An interesting article in the New York Times magazine discusses how cell phone manufacturers are employing people with anthropological training to help them understand their customers.
And the numbers of those users are growing rapidly as networks spread, get more robust, and people take advantage of their new ability to communicate outside their immediate sphere.
To someone who has spent years using a mobile phone, these moments are common enough to feel banal, but for people living in a shantytown like Nima – and by extension in similar places across Africa and beyond – the possibilities afforded by a proliferation of cellphones are potentially revolutionary. Today, there are more than 3.3 billion mobile-phone subscriptions worldwide, which means that there are at least three billion people who don’t own cellphones, the bulk of them to be found in Africa and Asia. Even the smallest improvements in efficiency, amplified across those additional three billion people, could reshape the global economy in ways that we are just beginning to understand.
I’m not sure I buy the premise embedded in the title, Can the Cellphone Help End Global Poverty?, but it does sound as if they are playing a growing role in improving their economic lives.
It also struck me that people in these countries, where many have never used a computer, are now learning to make use of basic web tools like SMS messaging on these mobile devices.
So, what happens when their cheap cell phones get more traditional internet access? It’s very possibly they never will use a “computer”, at least in the form we’ve come to know.

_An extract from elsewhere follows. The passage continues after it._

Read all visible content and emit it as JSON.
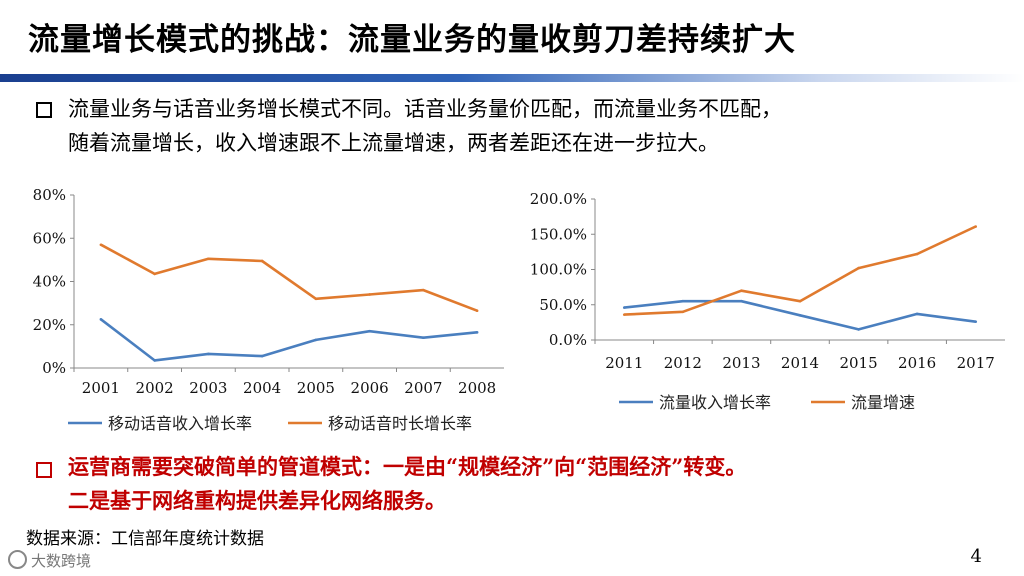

However, there is a real irony in this story that’s much closer to home.
One of the big school board goals here in the overly-large school district revolves around our students gaining an awareness and understanding of these same people and their societies.
But as they expand their ability to communicate with the world, we continue to restrict our students’ digital movements to our local walled garden.
Oh, and we also ban their personal communications devices.